In the current Anthropocene era, humans are having an increasingly marked impact on wildlife populations and ecosystems. This “super-predator” now exerts the most influential selective force shaping the evolution of the behaviour of wild animals. While we are witnessing the return of large carnivores in many European countries, human activities undoubtedly alter the interactions between these predators and their prey, questioning the role that carnivores play in shaping ecosystem functioning in human-dominated landscapes. In this context, the AnthropoFEAR project will evaluate how the predation context (large carnivores, hunting, both) influences the behavioural tactics of roe deer (a common prey for both lynx and wolf, and an intensely hunted herbivore). The project will employ both observational (based on GPS and behavioural monitoring in several roe deer populations of Europe) and experimental approaches. We will first compare anti-predator tactics (in terms of habitat selection, vigilance levels and escape decisions) of roe deer in response to risk in contrasted predation contexts. We will then quantify their cascading effects on the understorey vegetation in a highly controlled ecosystem, in which we will experimentally modify the landscape of fear perceived by animals. Because individuals do not respond in the same way to a given predation risk, we will also assess the degree of inter-individual variability of these anti-predator tactics within populations. These results will reveal the potential role of human activities for driving impoverishment in behavioural variation in hunted large herbivores, a critical component for the resilience of wild populations to environmental modifications linked to global change. Therefore, by combining new data and original approaches based on the intensive monitoring of individuals in long-term studies of large herbivores across Europe, AnthropoFEAR will provide an integrative view of the potential consequences of the return of large carnivores for their prey in anthropogenic ecosystems.

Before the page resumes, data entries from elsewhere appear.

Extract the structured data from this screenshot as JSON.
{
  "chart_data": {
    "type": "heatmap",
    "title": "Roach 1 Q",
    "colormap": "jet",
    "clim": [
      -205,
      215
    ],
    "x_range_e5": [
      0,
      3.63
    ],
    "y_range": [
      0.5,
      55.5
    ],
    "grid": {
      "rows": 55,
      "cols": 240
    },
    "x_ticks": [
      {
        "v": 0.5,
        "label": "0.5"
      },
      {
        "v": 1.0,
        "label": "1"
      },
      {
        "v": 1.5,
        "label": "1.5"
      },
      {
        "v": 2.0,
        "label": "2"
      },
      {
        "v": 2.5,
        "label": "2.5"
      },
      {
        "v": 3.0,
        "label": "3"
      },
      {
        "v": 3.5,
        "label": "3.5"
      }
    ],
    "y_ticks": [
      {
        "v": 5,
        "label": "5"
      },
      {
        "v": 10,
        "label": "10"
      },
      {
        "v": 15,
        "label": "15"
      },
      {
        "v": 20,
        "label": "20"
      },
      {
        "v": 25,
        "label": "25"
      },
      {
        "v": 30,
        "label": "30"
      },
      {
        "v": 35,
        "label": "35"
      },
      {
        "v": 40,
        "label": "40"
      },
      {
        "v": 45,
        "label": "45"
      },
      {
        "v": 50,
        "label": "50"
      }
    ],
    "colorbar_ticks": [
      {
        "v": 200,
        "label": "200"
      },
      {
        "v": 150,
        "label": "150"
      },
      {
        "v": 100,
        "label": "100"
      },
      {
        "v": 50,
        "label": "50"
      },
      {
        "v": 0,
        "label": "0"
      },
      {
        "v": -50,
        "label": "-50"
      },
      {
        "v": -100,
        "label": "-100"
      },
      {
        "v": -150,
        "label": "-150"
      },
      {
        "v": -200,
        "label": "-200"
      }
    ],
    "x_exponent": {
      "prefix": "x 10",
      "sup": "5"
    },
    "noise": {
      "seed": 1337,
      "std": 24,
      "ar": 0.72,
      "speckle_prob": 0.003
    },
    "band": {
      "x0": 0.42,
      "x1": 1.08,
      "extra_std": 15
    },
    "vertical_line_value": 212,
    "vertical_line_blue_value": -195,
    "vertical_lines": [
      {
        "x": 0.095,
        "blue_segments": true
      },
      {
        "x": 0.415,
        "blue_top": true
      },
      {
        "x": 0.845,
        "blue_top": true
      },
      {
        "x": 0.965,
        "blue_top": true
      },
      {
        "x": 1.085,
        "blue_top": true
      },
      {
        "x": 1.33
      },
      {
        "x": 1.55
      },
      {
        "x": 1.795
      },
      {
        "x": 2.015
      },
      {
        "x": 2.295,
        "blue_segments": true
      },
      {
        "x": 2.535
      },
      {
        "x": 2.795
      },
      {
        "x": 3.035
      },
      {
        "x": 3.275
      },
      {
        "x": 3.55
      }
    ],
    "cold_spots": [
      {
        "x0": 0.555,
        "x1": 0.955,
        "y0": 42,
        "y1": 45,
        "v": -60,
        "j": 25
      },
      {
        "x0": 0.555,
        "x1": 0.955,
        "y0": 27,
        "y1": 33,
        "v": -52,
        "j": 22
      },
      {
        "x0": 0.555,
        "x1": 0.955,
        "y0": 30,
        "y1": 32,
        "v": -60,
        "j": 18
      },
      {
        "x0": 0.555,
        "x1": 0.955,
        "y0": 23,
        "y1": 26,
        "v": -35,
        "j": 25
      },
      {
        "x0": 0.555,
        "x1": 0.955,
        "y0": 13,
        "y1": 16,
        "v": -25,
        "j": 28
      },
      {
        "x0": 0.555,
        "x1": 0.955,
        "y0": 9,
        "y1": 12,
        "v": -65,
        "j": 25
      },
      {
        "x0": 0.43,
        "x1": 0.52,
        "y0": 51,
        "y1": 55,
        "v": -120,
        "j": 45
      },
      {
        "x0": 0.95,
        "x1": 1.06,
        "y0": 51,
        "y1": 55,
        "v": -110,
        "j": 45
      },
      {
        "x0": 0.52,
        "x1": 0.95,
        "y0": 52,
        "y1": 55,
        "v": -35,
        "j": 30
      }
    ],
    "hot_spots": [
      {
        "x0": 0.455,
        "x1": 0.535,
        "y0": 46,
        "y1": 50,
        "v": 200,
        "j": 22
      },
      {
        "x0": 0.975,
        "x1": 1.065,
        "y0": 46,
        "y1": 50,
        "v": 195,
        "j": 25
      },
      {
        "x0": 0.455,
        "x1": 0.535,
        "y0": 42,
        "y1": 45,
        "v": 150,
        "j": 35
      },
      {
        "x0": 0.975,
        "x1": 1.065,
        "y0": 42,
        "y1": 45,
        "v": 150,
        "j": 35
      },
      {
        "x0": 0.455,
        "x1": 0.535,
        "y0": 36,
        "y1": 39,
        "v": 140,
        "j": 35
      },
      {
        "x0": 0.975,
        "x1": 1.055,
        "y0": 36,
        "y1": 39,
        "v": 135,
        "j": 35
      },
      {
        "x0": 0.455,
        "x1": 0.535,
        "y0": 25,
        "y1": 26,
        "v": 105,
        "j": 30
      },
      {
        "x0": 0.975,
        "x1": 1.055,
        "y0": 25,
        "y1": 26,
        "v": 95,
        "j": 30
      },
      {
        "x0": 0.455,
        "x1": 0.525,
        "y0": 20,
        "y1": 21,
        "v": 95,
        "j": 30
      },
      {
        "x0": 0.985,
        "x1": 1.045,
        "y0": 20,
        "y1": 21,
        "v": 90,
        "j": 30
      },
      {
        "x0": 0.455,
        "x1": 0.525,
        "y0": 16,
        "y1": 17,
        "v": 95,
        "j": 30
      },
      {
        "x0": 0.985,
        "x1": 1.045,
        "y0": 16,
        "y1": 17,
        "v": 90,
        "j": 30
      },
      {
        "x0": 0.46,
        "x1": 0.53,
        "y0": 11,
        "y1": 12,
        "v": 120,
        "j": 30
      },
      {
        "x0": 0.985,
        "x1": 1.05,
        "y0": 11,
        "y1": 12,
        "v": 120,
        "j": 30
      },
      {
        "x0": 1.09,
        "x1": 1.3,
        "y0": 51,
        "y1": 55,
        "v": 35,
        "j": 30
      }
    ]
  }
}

Early-life conditions have pervasive and far-reaching consequences for the life history of most animals. In long-lived species, many phenotypic traits that are expressed in adulthood depends on the environmental conditions encountered during early life, from early pregnancy to weaning. The developmental history of an organism thus influences the outcome of the interaction with its current environment at each life stage, with extensive implications for population dynamics and the evolution of life histories. Carry-over effects are events, processes or experiences that occur during a given stage of an individual development and that alter the state or condition of the individual in a later stage. Although movement is a key behaviour linking environmental conditions to an individual’s fitness, how early life conditions and its interplay with subsequent events influence movement, and how it relates to phenotype and performance during adulthood remains largely unexplored. CARRY-MOVE will fill this gap by evaluating the roles of early life conditions on the ontogeny of movement, and their carry-over impacts on movement during adulthood and ultimately, on performance. Our central objective is to explore the direct and delayed pathways by which global changes impact the lifetime track of individuals and, in turn, the population dynamics of large herbivores with contrasting life histories. In WP1, using 2 exceptional long term study sites with marked juveniles, we will link early conditions and experience to early and later movements and individual performance. In WP2, we will evaluate the effects of between- and within-cohort variation in early life conditions on adult behaviour and movement using a larger range of species. Finally, using worldwide datasets, we will assess in WP3 whether the response of adult movement tactics to early life conditions varies according to a range of structuring factors known to shape life history variation.